Now, in my late 20’s, as I notice my body getting ready for the ravages of old age, my thoughts dwell on death in a way that fascinates me. I am someone who has tried suicide many times and yet I’m still here, almost laughing at those failures. Why do I laugh?
Because I’ve finally reached a point where I want to refuse suicide against all future pain. This realization comes to me suddenly, that no matter how my body begins to fall apart, I will accept it. I will actually watch myself fall apart, surely showing pain, and sounding of pain, but with secret mirth hidden at my core.
I say this while my fear of the unknown has turned into more of a curiosity. The mystery has me hooked. Call this masochism if you’d like.
My point of this post is that I wish to make death a proper study of mine, one that I may revise until my last breath. But I ask you, where do I start? Many philosophies talk of the meaning of life, but which ones talk more about the meaning of death?
Most importantly, what aspects of death are worth reflection? I’m not really interested in proposed theories of death like heavenly gates or demonic circles of hell, as much as I am about how death affects our perceptions now?
So, if you would please refer me to the authors and books that deal with death in this way, I sure would appreciate it.
Damn skippy. Direct experience is the only true teacher for these questions. All reading can do is give you different perspectives to stand at. While you’re at it, though, try the Tibetan Book of the Dead.
Somone can have insights that you don’t which you can agree with because their true, its not a lapse in someone’s judgement to hold someone elses explanation as part of their understanding.
If this was the case lots of important jobs/education would cease to exist. When a brain surgeon learns from a mentor or a book, its just as useful as experiencing it themselves.
Not all things should be experienced, like learning that your patient died because you cut the wrong thing. Just apply it to this situation as well, other people can offer valuable insights i’m sure.
“What does not kill me only makes me stronger.” Nietzsche
I think this is a good motto to live by concerning your past sucide attempts.
As for the subject of death, I think it’s a good idea to explore this philisophically. I am also very interested in death, mainly because it scares the shit out of me and I know it is ineveitable. It is the curse of being self-aware, because we know we exist we also know that we die.
Some texts on death
The Denail of Death by Ernest Becker
The Myth of Sisyphus by Albert Camus
This is certainly a pertinent topic, one that really underscores all our philosophical bullshitting - one that really is open to the individual interpretation as well, as who can say whether we all each have the same experience at death? It is, of course, the great unknown. Perhaps we are all disembodied consciousnesses from each a very different dimension, appearing together on this tiny planet for a cosmic microsecond before we flit away into some other body? Perhaps really death is not all that important at all, simply a fading into a new set of memories, a new body or lack thereof…who are we in the first place, anyway? “I was not born Adam, I was not born a human being, a dentist, a soldier, all these things were learned…”

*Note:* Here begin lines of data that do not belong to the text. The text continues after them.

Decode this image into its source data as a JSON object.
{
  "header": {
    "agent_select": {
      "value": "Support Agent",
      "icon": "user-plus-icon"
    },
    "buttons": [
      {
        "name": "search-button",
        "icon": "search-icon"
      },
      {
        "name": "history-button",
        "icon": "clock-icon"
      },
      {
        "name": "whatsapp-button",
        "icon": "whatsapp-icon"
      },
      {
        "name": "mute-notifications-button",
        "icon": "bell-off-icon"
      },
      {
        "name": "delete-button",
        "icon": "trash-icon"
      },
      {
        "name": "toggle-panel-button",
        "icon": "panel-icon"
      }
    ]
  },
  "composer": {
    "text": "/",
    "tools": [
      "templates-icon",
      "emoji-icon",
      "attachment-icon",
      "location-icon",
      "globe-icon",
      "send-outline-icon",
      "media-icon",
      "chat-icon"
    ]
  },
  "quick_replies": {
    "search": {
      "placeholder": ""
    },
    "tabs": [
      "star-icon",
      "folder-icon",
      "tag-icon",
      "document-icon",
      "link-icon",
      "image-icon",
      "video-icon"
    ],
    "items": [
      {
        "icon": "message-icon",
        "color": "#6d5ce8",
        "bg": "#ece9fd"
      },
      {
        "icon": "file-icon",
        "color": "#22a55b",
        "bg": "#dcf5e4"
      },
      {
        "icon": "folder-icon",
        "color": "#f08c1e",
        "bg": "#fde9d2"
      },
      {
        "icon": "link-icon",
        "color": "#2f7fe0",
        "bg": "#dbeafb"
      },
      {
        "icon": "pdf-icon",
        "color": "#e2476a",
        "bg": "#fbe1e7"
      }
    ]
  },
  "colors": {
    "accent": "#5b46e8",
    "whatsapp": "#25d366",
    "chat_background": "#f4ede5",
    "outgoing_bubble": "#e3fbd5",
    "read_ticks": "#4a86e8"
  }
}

An early death angers the gods. The gods want to feed on you for the full cycle, before you die. They will be angry if you leave before they are done taking everything away from you. Their hate for you exists in your own body, and it is your pain and your madness, to keep you under their control.
…in case you are interested. That might sound terrible to someone with a ‘serious’ interest, but I think it is actually quite good and conveys a lot (in a completely non-intellectual manner). It might be called ‘new age’ by cynics.
I think many books about literal end-of-life death in the Buddhist tradition relate that macro process to the micro processes of birth & death that occur each moment of our lives if we learn how to pay attention to that. The authentic ‘Book of the Dead’ probably won’t do that for you however - although I’m not sure because I have only read it in bits and pieces. It’s a bit exotic.
Any good empirical study requires observation. I would suggest that you keep a detailed diary of all events and occurences in your life that may relate to the subject under study. In a separate book, properly annotated, you could keep your ruminations of what your observations seem to mean and how you think they relate to the object of your study.
Or you could just do it in one book on alternating pages. The idea is to be organized and through.
Peroidically, you could go back and peruse these journals and perhaps develop new insights and observations that could be developed into a monograph suitable for publication. You could enlist others to do the same and start a scholarly journal where yours and others writings and ruminations could become more widely disseminated.
Eventually, if you live long enough, you could become partly famous as an expert on the long slow nickle and diming of the death process.